Monday, December 15, 2008

More Phony Accountability

In case you were having even a moment of doubt, let me assure you that accountability is the educational mantra of the moment. In an editorial last Friday, the New York Times praised a program in Louisiana for gauging teacher and teacher training program effectiveness. The Times writes:
"The most striking innovation is an evaluation system that judges teacher-preparation programs based on how much their graduates improve student performances in important areas, including reading, math and science. Once the evaluation system is in place throughout the state, officials would be able to determine which programs are turning out first-class teachers and which ones still need work."

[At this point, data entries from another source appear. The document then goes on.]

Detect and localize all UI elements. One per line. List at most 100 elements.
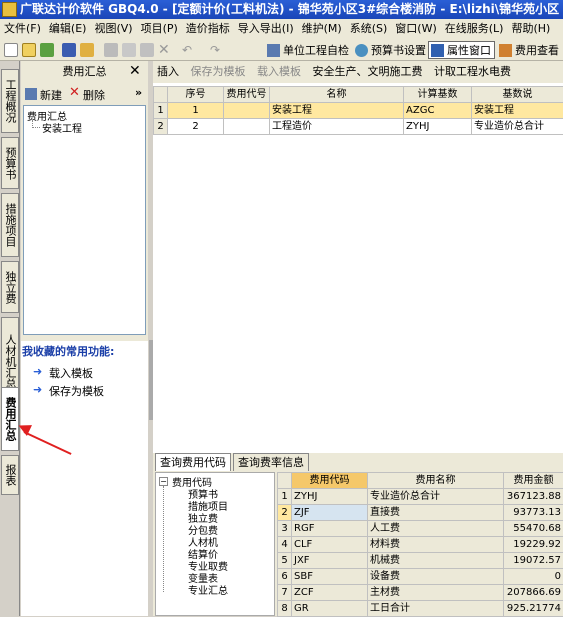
delete-icon[interactable]: ✕ [158,43,172,57]
cell-name[interactable]: 机械费 [368,553,504,569]
col-seq[interactable]: 序号 [168,87,224,103]
cell-name[interactable]: 专业造价总合计 [368,489,504,505]
cell-code[interactable]: SBF [292,569,368,585]
col-desc[interactable]: 基数说 [472,87,563,103]
cell-amount[interactable]: 19229.92 [504,537,563,553]
cell-amount[interactable]: 367123.88 [504,489,563,505]
tab-project-overview[interactable]: 工程概况 [1,69,19,133]
cell-desc[interactable]: 专业造价总合计 [472,119,563,135]
tab-query-fee-rate[interactable]: 查询费率信息 [233,453,309,471]
table-row[interactable]: 3RGF人工费55470.68 [278,521,563,537]
cell-name[interactable]: 设备费 [368,569,504,585]
cell-name[interactable]: 安装工程 [270,103,404,119]
copy-icon[interactable] [122,43,136,57]
table-row[interactable]: 5JXF机械费19072.57 [278,553,563,569]
cell-name[interactable]: 人工费 [368,521,504,537]
cell-code[interactable]: RGF [292,521,368,537]
redo-icon[interactable]: ↷ [210,43,224,57]
cut-icon[interactable] [104,43,118,57]
tab-measures[interactable]: 措施项目 [1,193,19,257]
cell-code[interactable]: ZYHJ [292,489,368,505]
table-row[interactable]: 4CLF材料费19229.92 [278,537,563,553]
col-base[interactable]: 计算基数 [404,87,472,103]
safety-fee-button[interactable]: 安全生产、文明施工费 [309,61,427,83]
col-code[interactable]: 费用代号 [224,87,270,103]
delete-button[interactable]: 删除 [83,87,105,103]
menu-file[interactable]: 文件(F) [0,19,45,39]
cell-seq[interactable]: 2 [168,119,224,135]
close-icon[interactable]: ✕ [129,63,143,79]
load-template-button[interactable]: 载入模板 [253,61,305,83]
cell-amount[interactable]: 19072.57 [504,553,563,569]
cell-amount[interactable]: 0 [504,569,563,585]
menu-maintain[interactable]: 维护(M) [298,19,346,39]
cell-amount[interactable]: 93773.13 [504,505,563,521]
cell-name[interactable]: 主材费 [368,585,504,601]
menu-online[interactable]: 在线服务(L) [441,19,508,39]
new-file-icon[interactable] [4,43,18,57]
table-row[interactable]: 8GR工日合计925.21774 [278,601,563,617]
menu-project[interactable]: 项目(P) [137,19,182,39]
insert-button[interactable]: 插入 [153,61,183,83]
menu-help[interactable]: 帮助(H) [507,19,554,39]
menu-import-export[interactable]: 导入导出(I) [234,19,298,39]
tab-fee-summary[interactable]: 费用汇总 [1,387,19,451]
unit-check-button[interactable]: 单位工程自检 [264,41,353,59]
table-row[interactable]: 7ZCF主材费207866.69 [278,585,563,601]
paste-icon[interactable] [140,43,154,57]
table-row[interactable]: 2ZJF直接费93773.13 [278,505,563,521]
expand-icon[interactable]: » [135,86,142,99]
menu-edit[interactable]: 编辑(E) [45,19,91,39]
save-all-icon[interactable] [80,43,94,57]
col-fee-code[interactable]: 费用代码 [292,473,368,489]
col-name[interactable]: 名称 [270,87,404,103]
cell-code[interactable]: ZCF [292,585,368,601]
cell-code[interactable]: JXF [292,553,368,569]
new-button[interactable]: 新建 [40,87,62,103]
fav-load-template[interactable]: 载入模板 [49,365,93,381]
table-row[interactable]: 6SBF设备费0 [278,569,563,585]
tab-report[interactable]: 报表 [1,455,19,495]
cell-seq[interactable]: 1 [168,103,224,119]
menu-system[interactable]: 系统(S) [346,19,392,39]
cell-name[interactable]: 直接费 [368,505,504,521]
cell-code[interactable]: CLF [292,537,368,553]
tab-query-fee-code[interactable]: 查询费用代码 [155,453,231,471]
open-folder-icon[interactable] [22,43,36,57]
undo-icon[interactable]: ↶ [182,43,196,57]
table-row[interactable]: 1 1 安装工程 AZGC 安装工程 [154,103,563,119]
cell-code[interactable]: ZJF [292,505,368,521]
cell-name[interactable]: 材料费 [368,537,504,553]
property-window-button[interactable]: 属性窗口 [428,41,495,59]
col-fee-name[interactable]: 费用名称 [368,473,504,489]
collapse-icon[interactable]: − [159,477,168,486]
cell-base[interactable]: ZYHJ [404,119,472,135]
table-row[interactable]: 2 2 工程造价 ZYHJ 专业造价总合计 [154,119,563,135]
fav-save-template[interactable]: 保存为模板 [49,383,104,399]
cell-name[interactable]: 工日合计 [368,601,504,617]
cell-code[interactable]: GR [292,601,368,617]
cell-amount[interactable]: 55470.68 [504,521,563,537]
tree-item[interactable]: 专业汇总 [188,582,228,597]
tab-budget[interactable]: 预算书 [1,137,19,189]
budget-settings-button[interactable]: 预算书设置 [352,41,430,59]
fee-view-button[interactable]: 费用查看 [496,41,563,59]
open-dropdown-icon[interactable] [40,43,54,57]
col-fee-amount[interactable]: 费用金额 [504,473,563,489]
save-template-button[interactable]: 保存为模板 [187,61,250,83]
table-row[interactable]: 1ZYHJ专业造价总合计367123.88 [278,489,563,505]
cell-code[interactable] [224,119,270,135]
cell-desc[interactable]: 安装工程 [472,103,563,119]
menu-view[interactable]: 视图(V) [90,19,136,39]
app-icon[interactable] [2,2,17,17]
tab-independent-fee[interactable]: 独立费 [1,261,19,313]
water-power-fee-button[interactable]: 计取工程水电费 [430,61,515,83]
cell-amount[interactable]: 207866.69 [504,585,563,601]
menu-window[interactable]: 窗口(W) [391,19,440,39]
save-icon[interactable] [62,43,76,57]
cell-base[interactable]: AZGC [404,103,472,119]
tree-item-install[interactable]: 安装工程 [42,120,82,135]
cell-code[interactable] [224,103,270,119]
menu-cost-index[interactable]: 造价指标 [182,19,234,39]
cell-name[interactable]: 工程造价 [270,119,404,135]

What's not mentioned is that the way that the state will be judging improvement in student performance is through standardized testing. Let's ignore for a moment that (as Eduwonkette has posted) the standardized tests given across the country can't really be used for measuring student progress from year to year. What really concerns me is how abstracted these accountability measures are becoming from real learning.

Consider this. What the Louisiana program is really measuring is which teacher-preparation programs best teacher teachers to teach to the test. That's what it comes down to. A college of education would be judged by the results twice removed from its actual program. In addition, a well-regarded school like Bank Street College of Education in New York would probably get panned in such a system because of it's progressive, test de-emphasizing approach.

Now, there may be a debate to be had over whether Bank Street is better or worse than a more traditional schooling approach. But let's actually have that debate. Let's not just assume the debate is over and now it's time to start measuring the results.